I have comma separated transaction (basket) data in itemsets format
citrus fruit,semi-finished,bread,margarine
tropical fruit,yogurt,coffee,milk
yogurt,cream,cheese,meat spreads
etc
where each row indicates the items purchased in a single transaction. By using Read.CSV operator i loaded this file in RapidMiner. I could not find any operator to transform this data for FP-growth and association rule mining.
Is there any way to read such type of file in RapidMiner for association rule mining?
I finally understood what you meant - sorry I was being slow. This can be done using operators from the Text Processing Extension. You have to install this from the RapidMiner repository. Once you have you can try this process.
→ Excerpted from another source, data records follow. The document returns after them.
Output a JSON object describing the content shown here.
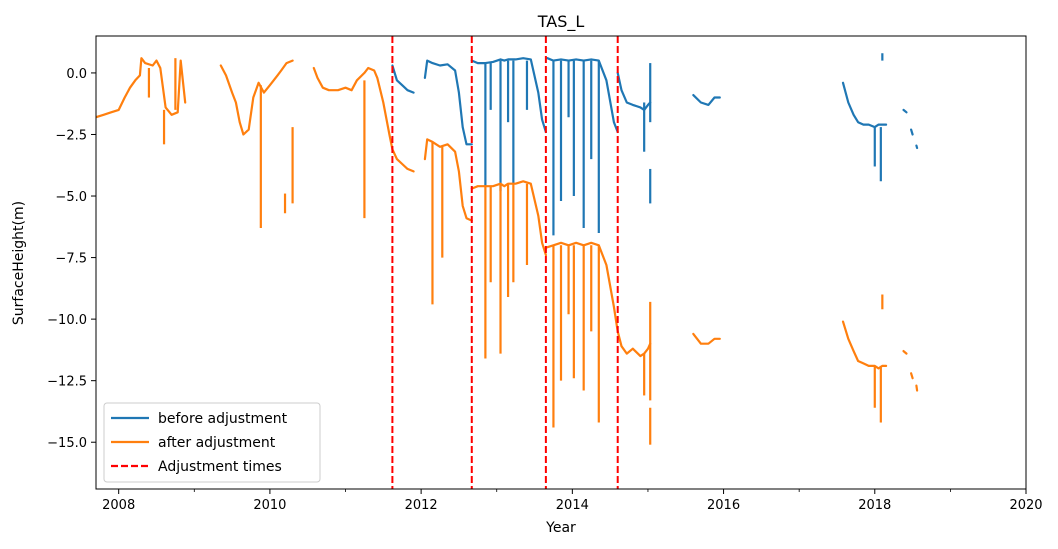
{
  "chart_data": {
    "type": "line",
    "title": "TAS_L",
    "xlabel": "Year",
    "ylabel": "SurfaceHeight(m)",
    "xlim": [
      2007.7,
      2020.0
    ],
    "ylim": [
      -16.9,
      1.5
    ],
    "x_ticks": [
      2008,
      2010,
      2012,
      2014,
      2016,
      2018,
      2020
    ],
    "x_tick_labels": [
      "2008",
      "2010",
      "2012",
      "2014",
      "2016",
      "2018",
      "2020"
    ],
    "y_ticks": [
      0.0,
      -2.5,
      -5.0,
      -7.5,
      -10.0,
      -12.5,
      -15.0
    ],
    "y_tick_labels": [
      "0.0",
      "−2.5",
      "−5.0",
      "−7.5",
      "−10.0",
      "−12.5",
      "−15.0"
    ],
    "grid": false,
    "legend_position": "lower-left",
    "adjustment_times": [
      2011.62,
      2012.67,
      2013.65,
      2014.6
    ],
    "series": [
      {
        "name": "before adjustment",
        "color": "#1f77b4",
        "segments": [
          [
            [
              2011.62,
              0.3
            ],
            [
              2011.68,
              -0.3
            ],
            [
              2011.75,
              -0.5
            ],
            [
              2011.82,
              -0.7
            ],
            [
              2011.9,
              -0.8
            ]
          ],
          [
            [
              2012.05,
              -0.2
            ],
            [
              2012.08,
              0.5
            ],
            [
              2012.15,
              0.4
            ],
            [
              2012.25,
              0.3
            ],
            [
              2012.35,
              0.35
            ],
            [
              2012.45,
              0.1
            ],
            [
              2012.5,
              -0.8
            ],
            [
              2012.55,
              -2.2
            ],
            [
              2012.6,
              -2.9
            ],
            [
              2012.67,
              -2.9
            ]
          ],
          [
            [
              2012.67,
              0.5
            ],
            [
              2012.75,
              0.4
            ],
            [
              2012.85,
              0.4
            ],
            [
              2012.95,
              0.45
            ],
            [
              2013.05,
              0.55
            ],
            [
              2013.1,
              0.5
            ],
            [
              2013.15,
              0.55
            ],
            [
              2013.25,
              0.55
            ],
            [
              2013.35,
              0.6
            ],
            [
              2013.45,
              0.55
            ],
            [
              2013.55,
              -0.8
            ],
            [
              2013.6,
              -1.9
            ],
            [
              2013.65,
              -2.4
            ]
          ],
          [
            [
              2013.67,
              0.6
            ],
            [
              2013.75,
              0.5
            ],
            [
              2013.85,
              0.55
            ],
            [
              2013.95,
              0.5
            ],
            [
              2014.05,
              0.55
            ],
            [
              2014.15,
              0.5
            ],
            [
              2014.25,
              0.55
            ],
            [
              2014.35,
              0.5
            ],
            [
              2014.45,
              -0.3
            ],
            [
              2014.55,
              -2.0
            ],
            [
              2014.6,
              -2.4
            ]
          ],
          [
            [
              2014.6,
              0.0
            ],
            [
              2014.65,
              -0.7
            ],
            [
              2014.72,
              -1.2
            ],
            [
              2014.8,
              -1.3
            ],
            [
              2014.9,
              -1.4
            ],
            [
              2014.95,
              -1.5
            ],
            [
              2015.0,
              -1.3
            ],
            [
              2015.03,
              -1.2
            ]
          ],
          [
            [
              2015.6,
              -0.9
            ],
            [
              2015.7,
              -1.2
            ],
            [
              2015.8,
              -1.3
            ],
            [
              2015.88,
              -1.0
            ],
            [
              2015.95,
              -1.0
            ]
          ],
          [
            [
              2017.58,
              -0.4
            ],
            [
              2017.65,
              -1.2
            ],
            [
              2017.72,
              -1.7
            ],
            [
              2017.78,
              -2.0
            ],
            [
              2017.85,
              -2.1
            ],
            [
              2017.92,
              -2.1
            ],
            [
              2018.0,
              -2.2
            ],
            [
              2018.05,
              -2.1
            ],
            [
              2018.1,
              -2.1
            ],
            [
              2018.15,
              -2.1
            ]
          ],
          [
            [
              2018.38,
              -1.5
            ],
            [
              2018.42,
              -1.6
            ]
          ],
          [
            [
              2018.48,
              -2.3
            ],
            [
              2018.5,
              -2.5
            ]
          ],
          [
            [
              2018.55,
              -2.95
            ],
            [
              2018.56,
              -3.05
            ]
          ]
        ],
        "spikes": [
          [
            2012.85,
            0.4,
            -4.6
          ],
          [
            2012.92,
            0.4,
            -1.5
          ],
          [
            2013.05,
            0.5,
            -4.8
          ],
          [
            2013.15,
            0.5,
            -2.0
          ],
          [
            2013.22,
            0.5,
            -4.5
          ],
          [
            2013.4,
            0.5,
            -1.5
          ],
          [
            2013.75,
            0.5,
            -6.6
          ],
          [
            2013.85,
            0.5,
            -5.2
          ],
          [
            2013.95,
            0.5,
            -1.8
          ],
          [
            2014.02,
            0.5,
            -5.0
          ],
          [
            2014.15,
            0.5,
            -6.3
          ],
          [
            2014.25,
            0.5,
            -3.5
          ],
          [
            2014.35,
            0.5,
            -6.5
          ],
          [
            2014.95,
            -1.2,
            -3.2
          ],
          [
            2015.03,
            0.4,
            -2.0
          ],
          [
            2015.03,
            -3.9,
            -5.3
          ],
          [
            2018.0,
            -2.2,
            -3.8
          ],
          [
            2018.08,
            -2.2,
            -4.4
          ],
          [
            2018.1,
            0.5,
            0.8
          ]
        ]
      },
      {
        "name": "after adjustment",
        "color": "#ff7f0e",
        "segments": [
          [
            [
              2007.7,
              -1.8
            ],
            [
              2007.8,
              -1.7
            ],
            [
              2007.9,
              -1.6
            ],
            [
              2008.0,
              -1.5
            ],
            [
              2008.08,
              -1.0
            ],
            [
              2008.15,
              -0.6
            ],
            [
              2008.22,
              -0.3
            ],
            [
              2008.28,
              -0.1
            ],
            [
              2008.3,
              0.6
            ],
            [
              2008.35,
              0.4
            ],
            [
              2008.45,
              0.3
            ],
            [
              2008.5,
              0.5
            ],
            [
              2008.55,
              0.2
            ],
            [
              2008.62,
              -1.4
            ],
            [
              2008.7,
              -1.7
            ],
            [
              2008.78,
              -1.6
            ],
            [
              2008.82,
              0.5
            ],
            [
              2008.88,
              -1.2
            ]
          ],
          [
            [
              2009.35,
              0.3
            ],
            [
              2009.42,
              -0.1
            ],
            [
              2009.5,
              -0.8
            ],
            [
              2009.55,
              -1.2
            ],
            [
              2009.6,
              -2.0
            ],
            [
              2009.65,
              -2.5
            ],
            [
              2009.72,
              -2.3
            ],
            [
              2009.78,
              -1.0
            ],
            [
              2009.85,
              -0.4
            ],
            [
              2009.92,
              -0.8
            ],
            [
              2010.0,
              -0.5
            ],
            [
              2010.05,
              -0.3
            ],
            [
              2010.1,
              -0.1
            ],
            [
              2010.15,
              0.1
            ],
            [
              2010.22,
              0.4
            ],
            [
              2010.3,
              0.5
            ]
          ],
          [
            [
              2010.58,
              0.2
            ],
            [
              2010.63,
              -0.2
            ],
            [
              2010.7,
              -0.6
            ],
            [
              2010.78,
              -0.7
            ],
            [
              2010.9,
              -0.7
            ],
            [
              2011.0,
              -0.6
            ],
            [
              2011.08,
              -0.7
            ],
            [
              2011.15,
              -0.3
            ],
            [
              2011.25,
              0.0
            ],
            [
              2011.3,
              0.2
            ],
            [
              2011.38,
              0.1
            ],
            [
              2011.42,
              -0.2
            ],
            [
              2011.5,
              -1.2
            ],
            [
              2011.58,
              -2.5
            ],
            [
              2011.62,
              -3.1
            ]
          ],
          [
            [
              2011.62,
              -3.1
            ],
            [
              2011.68,
              -3.5
            ],
            [
              2011.75,
              -3.7
            ],
            [
              2011.82,
              -3.9
            ],
            [
              2011.9,
              -4.0
            ]
          ],
          [
            [
              2012.05,
              -3.5
            ],
            [
              2012.08,
              -2.7
            ],
            [
              2012.15,
              -2.8
            ],
            [
              2012.25,
              -3.0
            ],
            [
              2012.35,
              -2.9
            ],
            [
              2012.45,
              -3.2
            ],
            [
              2012.5,
              -4.0
            ],
            [
              2012.55,
              -5.4
            ],
            [
              2012.6,
              -5.9
            ],
            [
              2012.67,
              -6.0
            ]
          ],
          [
            [
              2012.67,
              -4.7
            ],
            [
              2012.75,
              -4.6
            ],
            [
              2012.85,
              -4.6
            ],
            [
              2012.95,
              -4.6
            ],
            [
              2013.05,
              -4.5
            ],
            [
              2013.1,
              -4.6
            ],
            [
              2013.15,
              -4.5
            ],
            [
              2013.25,
              -4.5
            ],
            [
              2013.35,
              -4.4
            ],
            [
              2013.45,
              -4.5
            ],
            [
              2013.55,
              -5.8
            ],
            [
              2013.6,
              -6.9
            ],
            [
              2013.65,
              -7.4
            ]
          ],
          [
            [
              2013.65,
              -7.1
            ],
            [
              2013.75,
              -7.0
            ],
            [
              2013.85,
              -6.9
            ],
            [
              2013.95,
              -7.0
            ],
            [
              2014.05,
              -6.9
            ],
            [
              2014.15,
              -7.0
            ],
            [
              2014.25,
              -6.9
            ],
            [
              2014.35,
              -7.0
            ],
            [
              2014.45,
              -7.8
            ],
            [
              2014.55,
              -9.5
            ],
            [
              2014.6,
              -10.5
            ],
            [
              2014.65,
              -11.1
            ],
            [
              2014.72,
              -11.4
            ],
            [
              2014.8,
              -11.2
            ],
            [
              2014.9,
              -11.5
            ],
            [
              2014.95,
              -11.4
            ],
            [
              2015.0,
              -11.2
            ],
            [
              2015.03,
              -11.0
            ]
          ],
          [
            [
              2015.6,
              -10.6
            ],
            [
              2015.7,
              -11.0
            ],
            [
              2015.8,
              -11.0
            ],
            [
              2015.88,
              -10.8
            ],
            [
              2015.95,
              -10.8
            ]
          ],
          [
            [
              2017.58,
              -10.1
            ],
            [
              2017.65,
              -10.8
            ],
            [
              2017.72,
              -11.3
            ],
            [
              2017.78,
              -11.7
            ],
            [
              2017.85,
              -11.8
            ],
            [
              2017.92,
              -11.9
            ],
            [
              2018.0,
              -11.9
            ],
            [
              2018.05,
              -12.0
            ],
            [
              2018.1,
              -11.9
            ],
            [
              2018.15,
              -11.9
            ]
          ],
          [
            [
              2018.38,
              -11.3
            ],
            [
              2018.42,
              -11.4
            ]
          ],
          [
            [
              2018.48,
              -12.2
            ],
            [
              2018.5,
              -12.4
            ]
          ],
          [
            [
              2018.55,
              -12.7
            ],
            [
              2018.56,
              -12.9
            ]
          ]
        ],
        "spikes": [
          [
            2008.4,
            0.2,
            -1.0
          ],
          [
            2008.6,
            -1.5,
            -2.9
          ],
          [
            2008.75,
            -1.5,
            0.6
          ],
          [
            2009.88,
            -0.5,
            -6.3
          ],
          [
            2010.2,
            -4.9,
            -5.7
          ],
          [
            2010.3,
            -2.2,
            -5.3
          ],
          [
            2011.25,
            -0.3,
            -5.9
          ],
          [
            2012.15,
            -2.8,
            -9.4
          ],
          [
            2012.28,
            -3.0,
            -7.5
          ],
          [
            2012.85,
            -4.6,
            -11.6
          ],
          [
            2012.92,
            -4.6,
            -8.5
          ],
          [
            2013.05,
            -4.5,
            -11.4
          ],
          [
            2013.15,
            -4.5,
            -9.1
          ],
          [
            2013.22,
            -4.5,
            -8.5
          ],
          [
            2013.4,
            -4.5,
            -7.8
          ],
          [
            2013.75,
            -7.0,
            -14.4
          ],
          [
            2013.85,
            -7.0,
            -12.5
          ],
          [
            2013.95,
            -7.0,
            -9.8
          ],
          [
            2014.02,
            -7.0,
            -12.4
          ],
          [
            2014.15,
            -7.0,
            -12.9
          ],
          [
            2014.25,
            -7.0,
            -10.5
          ],
          [
            2014.35,
            -7.0,
            -14.2
          ],
          [
            2014.95,
            -11.4,
            -13.1
          ],
          [
            2015.03,
            -9.3,
            -13.3
          ],
          [
            2015.03,
            -13.6,
            -15.1
          ],
          [
            2018.0,
            -11.9,
            -13.6
          ],
          [
            2018.08,
            -11.9,
            -14.2
          ],
          [
            2018.1,
            -9.6,
            -9.0
          ]
        ]
      },
      {
        "name": "Adjustment times",
        "color": "#ff0000",
        "style": "dashed"
      }
    ]
  }
}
<?xml version="1.0" encoding="UTF-8" standalone="no"?>
<process version="7.0.000">
<context>
<input/>
<output/>
<macros/>
</context>
<operator activated="true" class="process" compatibility="7.0.000" expanded="true" name="Process">
<process expanded="true">
<operator activated="true" class="read_csv" compatibility="7.0.000" expanded="true" height="68" name="Read CSV" width="90" x="246" y="85">
<parameter key="csv_file" value="C:\Temp\is.txt"/>
<parameter key="column_separators" value="\r\n"/>
<parameter key="first_row_as_names" value="false"/>
<list key="annotations"/>
<parameter key="encoding" value="windows-1252"/>
<list key="data_set_meta_data_information">
<parameter key="0" value="att1.true.polynominal.attribute"/>
</list>
</operator>
<operator activated="true" class="nominal_to_text" compatibility="7.0.000" expanded="true" height="82" name="Nominal to Text" width="90" x="380" y="85"/>
<operator activated="true" class="text:process_document_from_data" compatibility="7.0.000" expanded="true" height="82" name="Process Documents from Data" width="90" x="514" y="85">
<parameter key="vector_creation" value="Term Occurrences"/>
<list key="specify_weights"/>
<process expanded="true">
<operator activated="true" class="text:tokenize" compatibility="7.0.000" expanded="true" height="68" name="Tokenize" width="90" x="45" y="34">
<parameter key="mode" value="specify characters"/>
<parameter key="characters" value=","/>
</operator>
<connect from_port="document" to_op="Tokenize" to_port="document"/>
<connect from_op="Tokenize" from_port="document" to_port="document 1"/>
<portSpacing port="source_document" spacing="0"/>
<portSpacing port="sink_document 1" spacing="0"/>
<portSpacing port="sink_document 2" spacing="0"/>
</process>
</operator>
<connect from_op="Read CSV" from_port="output" to_op="Nominal to Text" to_port="example set input"/>
<connect from_op="Nominal to Text" from_port="example set output" to_op="Process Documents from Data" to_port="example set"/>
<connect from_op="Process Documents from Data" from_port="example set" to_port="result 1"/>
<portSpacing port="source_input 1" spacing="0"/>
<portSpacing port="sink_result 1" spacing="0"/>
<portSpacing port="sink_result 2" spacing="0"/>
</process>
</operator>
</process>
The trick is to use Read CSV
to read the original file in but use end of line as the delimiter. This reads the entire line in as a polynominal attribute. From there, you have to convert this to text so that the text processing operators can do their work. The Process Documents from Data
operator is then used to make the final example set. The important point is to use the Tokenize
operator to split the lines into words separated by commas.